Paine even expresses a concern for fiscal prudence and the burden that profligate spending would place on future generations. The disdain he heaps on the politician who trades political favors for power is especially refreshing.

But to expend millions for the sake of getting a few vile acts repealed, and routing the present ministry only, is unworthy the charge, and is using posterity with the utmost cruelty; because it is leaving them the great work to do, and a debt upon their backs, from which they derive no advantage. Such a thought is unworthy a man of honor, and is the true characteristic of a narrow heart and a pedling politician.

Paine promoted a fervent belief in religious freedom, and the idea that it is the indispensable duty of government to protect this freedom.

As to religion, I hold it to be the indispensable duty of all government, to protect all conscientious professors thereof, and I know of no other business which government hath to do therewith. Let a man throw aside that narrowness of soul, that selfishness of principle, which the niggards of all professions are so unwilling to part with, and he will be at once delivered of his fears on that head. Suspicion is the companion of mean souls, and the bane of all good society. For myself, I fully and conscientiously believe, that it is the will of the Almighty, that there should be diversity of religious opinions among us: It affords a larger field for our Christian kindness. Were we all of one way of thinking, our religious dispositions would want matter for probation; and on this liberal principle, I look on the various denominations among us, to be like children of the same family, differing only, in what is called, their Christian names.

It’s very easy to read this and use it as a bludgeon against contemporary pro-Trump/anti-Muslim sentiment, but I believe it’s important to remember that this sentiment came from an avowed deist, and specifically, one who was raised in the Christian tradition.
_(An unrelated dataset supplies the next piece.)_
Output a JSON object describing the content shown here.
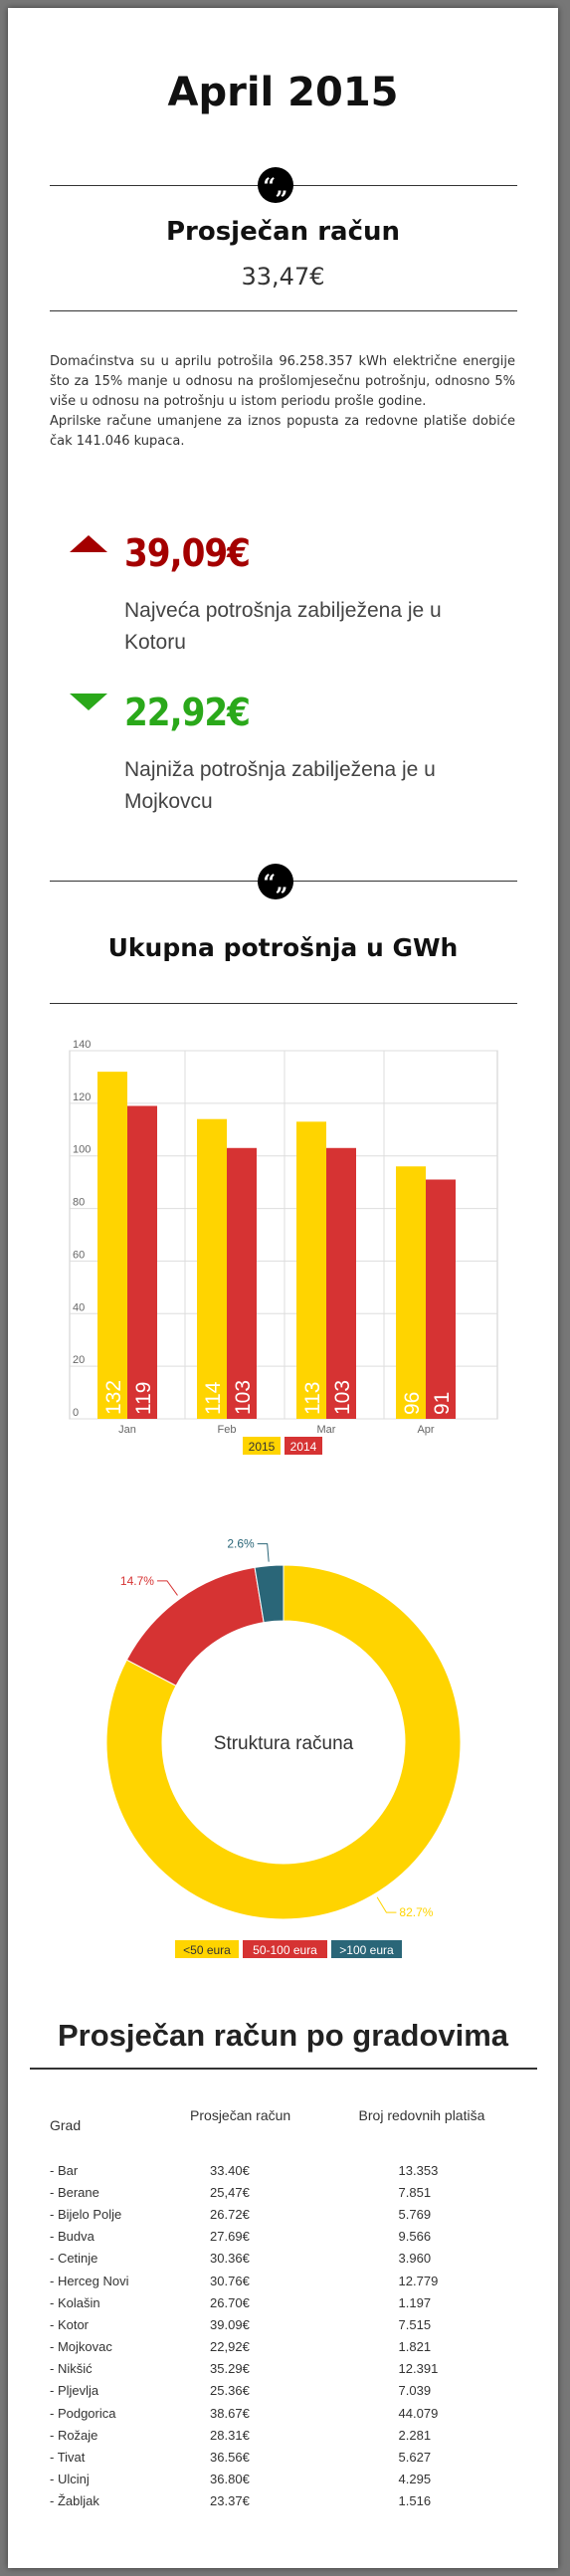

Has any similar sentiment arisen anywhere in Islamic culture? Does Islam promote a diversity of religious opinion now or at any other point in history? To what extent is this belief of religious pluralism shared by contemporary Muslims? Will progressives hold Muslims to this standard when they profess intolerance towards non-belief in Islam? Paine may have been appealing to what people in Western society regard as universal principles, but it doesn’t follow that every culture will share these principles.
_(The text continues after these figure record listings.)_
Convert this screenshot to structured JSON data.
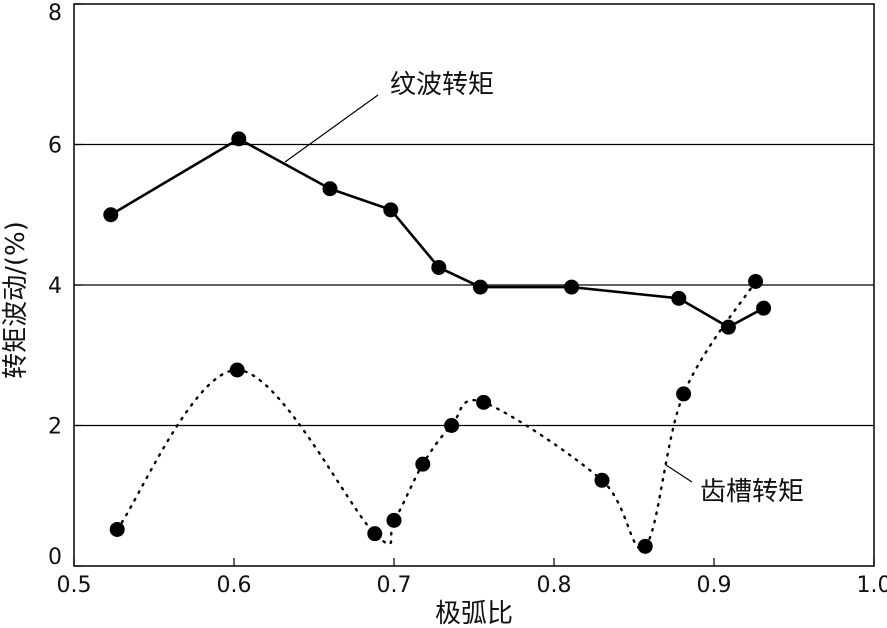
{
  "chart_data": {
    "type": "line",
    "xlabel": "极弧比",
    "ylabel": "转矩波动/(%)",
    "xlim": [
      0.5,
      1.0
    ],
    "ylim": [
      0,
      8
    ],
    "xticks": [
      "0.5",
      "0.6",
      "0.7",
      "0.8",
      "0.9",
      "1.0"
    ],
    "yticks": [
      "0",
      "2",
      "4",
      "6",
      "8"
    ],
    "grid": "horizontal",
    "colors": {
      "line": "#000000",
      "marker": "#000000",
      "grid": "#000000"
    },
    "series": [
      {
        "name": "纹波转矩",
        "style": "solid",
        "x": [
          0.523,
          0.603,
          0.66,
          0.698,
          0.728,
          0.754,
          0.811,
          0.878,
          0.909,
          0.931
        ],
        "y": [
          5.0,
          6.08,
          5.37,
          5.07,
          4.25,
          3.97,
          3.97,
          3.81,
          3.4,
          3.67
        ]
      },
      {
        "name": "齿槽转矩",
        "style": "dotted",
        "x": [
          0.527,
          0.602,
          0.688,
          0.7,
          0.718,
          0.736,
          0.756,
          0.83,
          0.857,
          0.881,
          0.926
        ],
        "y": [
          0.52,
          2.79,
          0.46,
          0.65,
          1.45,
          2.0,
          2.33,
          1.22,
          0.28,
          2.45,
          4.05
        ]
      }
    ]
  }
}
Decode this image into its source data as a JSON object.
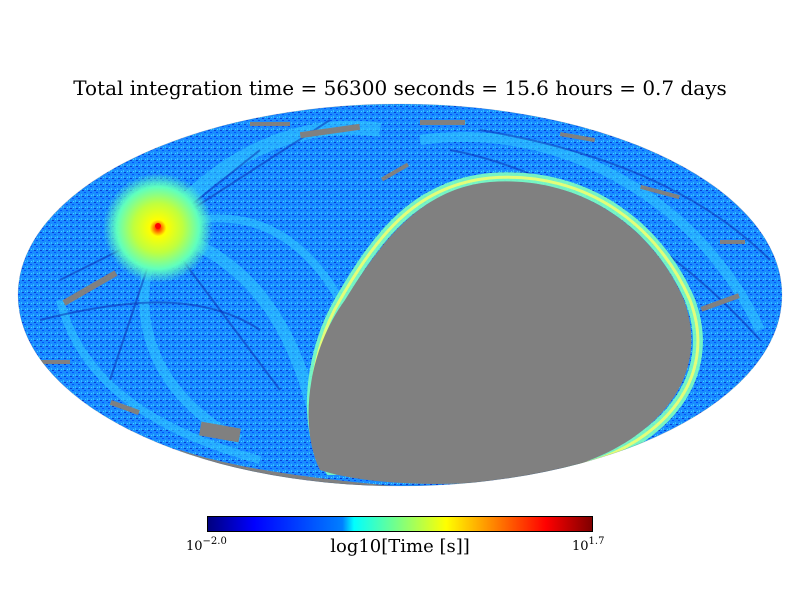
{
  "title": "Total integration time = 56300 seconds = 15.6 hours = 0.7 days",
  "projection": "Mollweide",
  "colorbar": {
    "label": "log10[Time [s]]",
    "min_base": "10",
    "min_exp": "−2.0",
    "max_base": "10",
    "max_exp": "1.7",
    "colormap": "jet"
  },
  "colors": {
    "no_coverage": "#808080",
    "background_field": "#1a8cff",
    "hotspot": "#ff0000"
  }
}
What’s especially refreshing about Common Sense is the absence of the stink of academia. That’s not to say that all academic thought is staid and stolid, but Paine’s prose burns with vigor because this is the work of a man who grasps the historical portent of the moment and knows that he has a winning argument.

At the center of Paine’s plea for liberty is an appeal to posterity, decency and yes, common sense. Though Paine is largely viewed as one of the founding fathers of modern liberalism, the contemporary Left has all but abandoned Paine style liberalism. Modern progressivism has traded the generosity of spirit and moral clarity of Paine for a shrill, condescending elitism which prioritizes identity politics and subservience to perceived institutional expertise over individual liberty. I doubt any progressive would concede the point, but you’re more likely to find the unifying message of Paine in an average Trump supporter sporting a MAGA hat than you will in a dyed hair collegiate gender studies major Berniecrat.

On these grounds I rest the matter. And as no offer hath yet been made to refute the doctrine contained in the former editions of this pamphlet, it is a negative proof, that either the doctrine cannot be refuted, or, that the party in favour of it are too numerous to be opposed.Wherefore, instead of gazing at each other with suspicious or doubtful curiosity; let each of us, hold out to his neighbour the hearty hand of friendship, and unite in drawing a line, which, like an act of oblivion shall bury in forgetfulness every former dissension. Let the names of Whig and Tory be extinct; and let none other be heard among us, than those of a good citizen, an open and resolute friend, and a virtuous supporter of the rights of mankind and of the FREE AND INDEPENDANT STATES OF AMERICA.